Concatenate these lists with +: a[0::3] + a[1::3] + a[2::3] evaluates to [0, 3, 6, 1, 4, 7, 2, 5, 8], as specified.

Answer 4

Here's a generalized solution to chain a list together by grouping on some step. itertools.chain.from_iterable is used to chain the resulting groups from each step together.

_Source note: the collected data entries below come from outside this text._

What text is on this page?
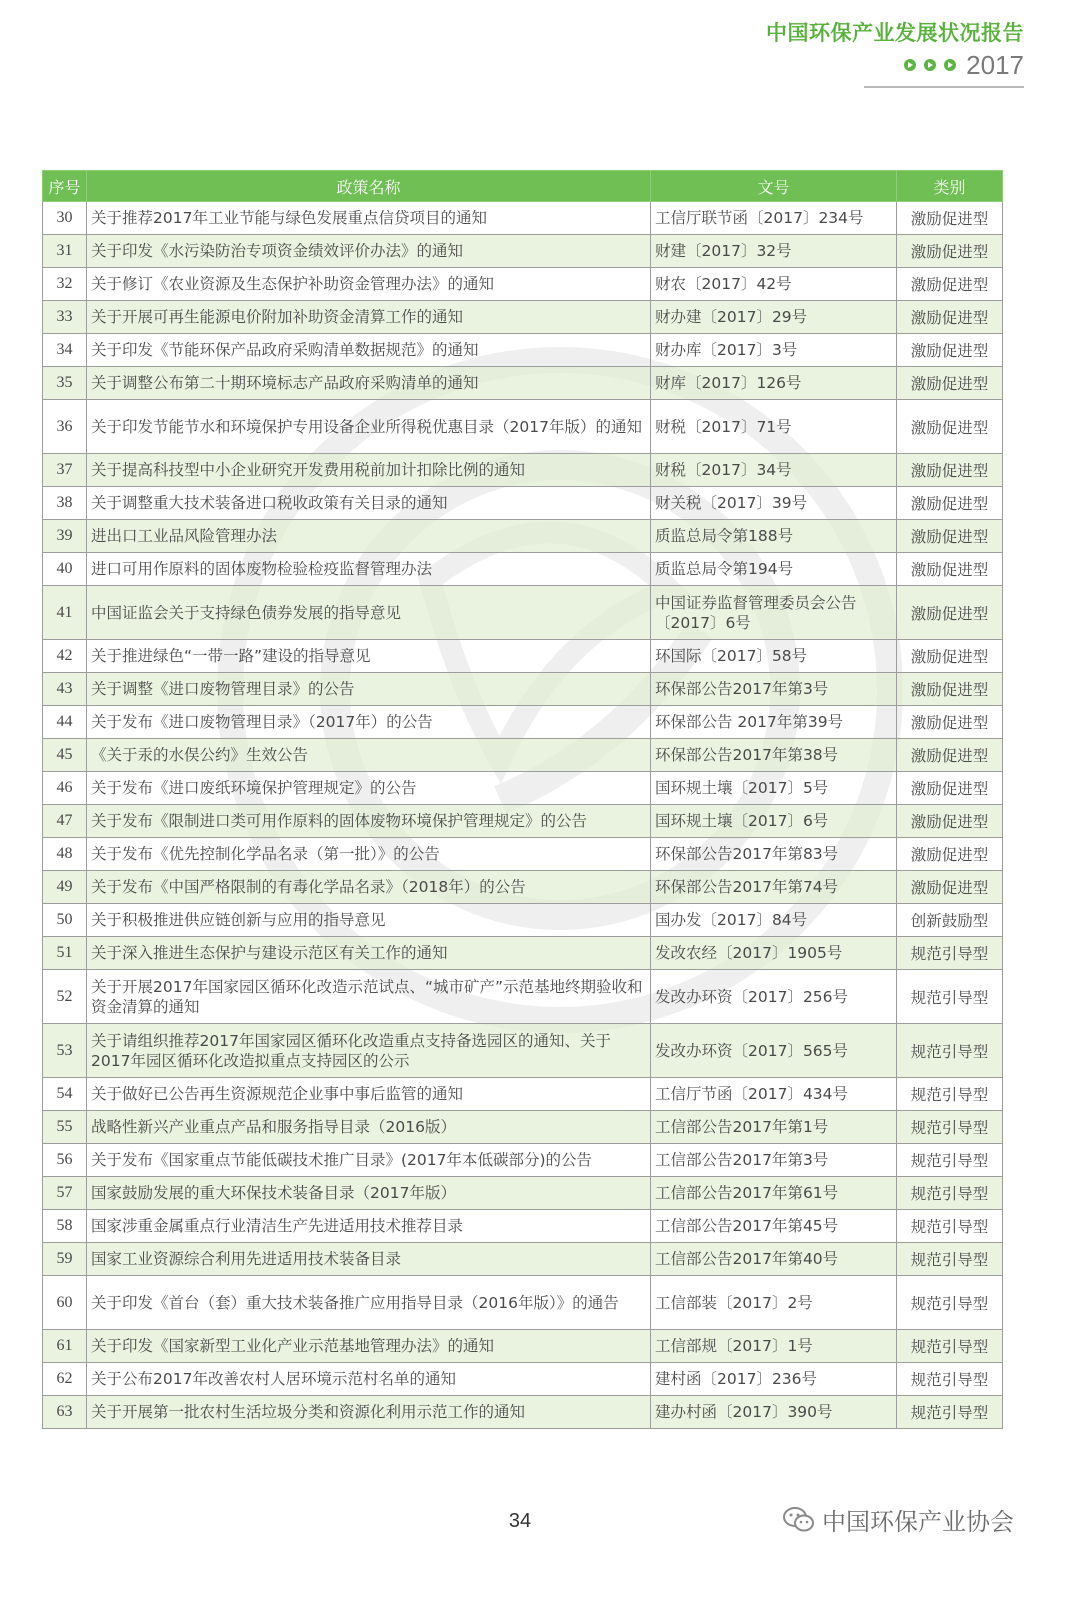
中国环保产业发展状况报告
2017
序号	政策名称	文号	类别
30	关于推荐2017年工业节能与绿色发展重点信贷项目的通知	工信厅联节函〔2017〕234号	激励促进型
31	关于印发《水污染防治专项资金绩效评价办法》的通知	财建〔2017〕32号	激励促进型
32	关于修订《农业资源及生态保护补助资金管理办法》的通知	财农〔2017〕42号	激励促进型
33	关于开展可再生能源电价附加补助资金清算工作的通知	财办建〔2017〕29号	激励促进型
34	关于印发《节能环保产品政府采购清单数据规范》的通知	财办库〔2017〕3号	激励促进型
35	关于调整公布第二十期环境标志产品政府采购清单的通知	财库〔2017〕126号	激励促进型
36	关于印发节能节水和环境保护专用设备企业所得税优惠目录（2017年版）的通知	财税〔2017〕71号	激励促进型
37	关于提高科技型中小企业研究开发费用税前加计扣除比例的通知	财税〔2017〕34号	激励促进型
38	关于调整重大技术装备进口税收政策有关目录的通知	财关税〔2017〕39号	激励促进型
39	进出口工业品风险管理办法	质监总局令第188号	激励促进型
40	进口可用作原料的固体废物检验检疫监督管理办法	质监总局令第194号	激励促进型
41	中国证监会关于支持绿色债券发展的指导意见	中国证券监督管理委员会公告〔2017〕6号	激励促进型
42	关于推进绿色“一带一路”建设的指导意见	环国际〔2017〕58号	激励促进型
43	关于调整《进口废物管理目录》的公告	环保部公告2017年第3号	激励促进型
44	关于发布《进口废物管理目录》（2017年）的公告	环保部公告 2017年第39号	激励促进型
45	《关于汞的水俣公约》生效公告	环保部公告2017年第38号	激励促进型
46	关于发布《进口废纸环境保护管理规定》的公告	国环规土壤〔2017〕5号	激励促进型
47	关于发布《限制进口类可用作原料的固体废物环境保护管理规定》的公告	国环规土壤〔2017〕6号	激励促进型
48	关于发布《优先控制化学品名录（第一批）》的公告	环保部公告2017年第83号	激励促进型
49	关于发布《中国严格限制的有毒化学品名录》（2018年）的公告	环保部公告2017年第74号	激励促进型
50	关于积极推进供应链创新与应用的指导意见	国办发〔2017〕84号	创新鼓励型
51	关于深入推进生态保护与建设示范区有关工作的通知	发改农经〔2017〕1905号	规范引导型
52	关于开展2017年国家园区循环化改造示范试点、“城市矿产”示范基地终期验收和资金清算的通知	发改办环资〔2017〕256号	规范引导型
53	关于请组织推荐2017年国家园区循环化改造重点支持备选园区的通知、关于2017年园区循环化改造拟重点支持园区的公示	发改办环资〔2017〕565号	规范引导型
54	关于做好已公告再生资源规范企业事中事后监管的通知	工信厅节函〔2017〕434号	规范引导型
55	战略性新兴产业重点产品和服务指导目录（2016版）	工信部公告2017年第1号	规范引导型
56	关于发布《国家重点节能低碳技术推广目录》(2017年本低碳部分)的公告	工信部公告2017年第3号	规范引导型
57	国家鼓励发展的重大环保技术装备目录（2017年版）	工信部公告2017年第61号	规范引导型
58	国家涉重金属重点行业清洁生产先进适用技术推荐目录	工信部公告2017年第45号	规范引导型
59	国家工业资源综合利用先进适用技术装备目录	工信部公告2017年第40号	规范引导型
60	关于印发《首台（套）重大技术装备推广应用指导目录（2016年版）》的通告	工信部装〔2017〕2号	规范引导型
61	关于印发《国家新型工业化产业示范基地管理办法》的通知	工信部规〔2017〕1号	规范引导型
62	关于公布2017年改善农村人居环境示范村名单的通知	建村函〔2017〕236号	规范引导型
63	关于开展第一批农村生活垃圾分类和资源化利用示范工作的通知	建办村函〔2017〕390号	规范引导型
34	中国环保产业协会
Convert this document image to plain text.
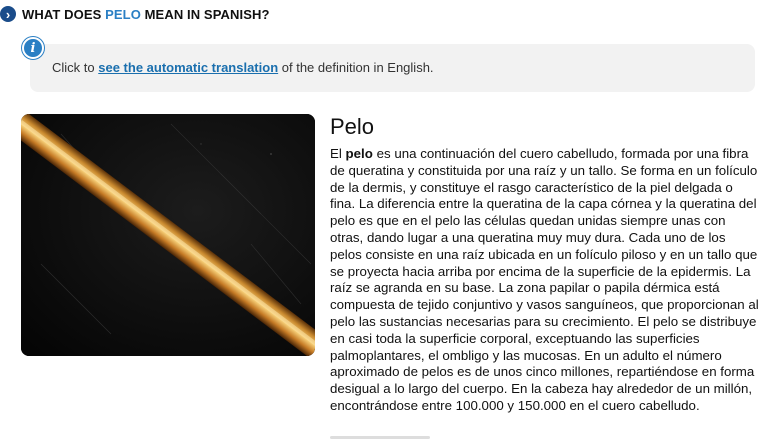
› WHAT DOES PELO MEAN IN SPANISH?
i
Click to see the automatic translation of the definition in English.
Pelo

El pelo es una continuación del cuero cabelludo, formada por una fibra de queratina y constituida por una raíz y un tallo. Se forma en un folículo de la dermis, y constituye el rasgo característico de la piel delgada o fina. La diferencia entre la queratina de la capa córnea y la queratina del pelo es que en el pelo las células quedan unidas siempre unas con otras, dando lugar a una queratina muy muy dura. Cada uno de los pelos consiste en una raíz ubicada en un folículo piloso y en un tallo que se proyecta hacia arriba por encima de la superficie de la epidermis. La raíz se agranda en su base. La zona papilar o papila dérmica está compuesta de tejido conjuntivo y vasos sanguíneos, que proporcionan al pelo las sustancias necesarias para su crecimiento. El pelo se distribuye en casi toda la superficie corporal, exceptuando las superficies palmoplantares, el ombligo y las mucosas. En un adulto el número aproximado de pelos es de unos cinco millones, repartiéndose en forma desigual a lo largo del cuerpo. En la cabeza hay alrededor de un millón, encontrándose entre 100.000 y 150.000 en el cuero cabelludo.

from itertools import chain

def step_chain(l, step_len):
    return chain.from_iterable(l[s::step_len] for s in range(step_len))

Demo:

>>> l = [0, 1, 2, 3, 4, 5, 6, 7, 8]
>>> list(step_chain(l, 2))
[0, 2, 4, 6, 8, 1, 3, 5, 7]
>>> list(step_chain(l, 3))
[0, 3, 6, 1, 4, 7, 2, 5, 8]

If the step length does not fit nicely into the list, the additional elements are placed at the end of the new list, and if the step length is larger than the list then evidently the original list is returned.

>>> step_chain(l, 7)
[0, 7, 1, 8, 2, 3, 4, 5, 6]
>>> step_chain(l, 100)
[0, 1, 2, 3, 4, 5, 6, 7, 8]

---

Why your attempt doesn't work

When you set temp_arr = arr, temp_arr is simply a reference to the same underlying (mutable) list as arr. Hence you are modifying it. You can think of temp_arr and arr as two "sticky-notes" attached to the same underlying list object, which will change accordingly.

If you copy your original list arr with the list() built-in

arrtmp = list(arr)

your approach works for this particular case.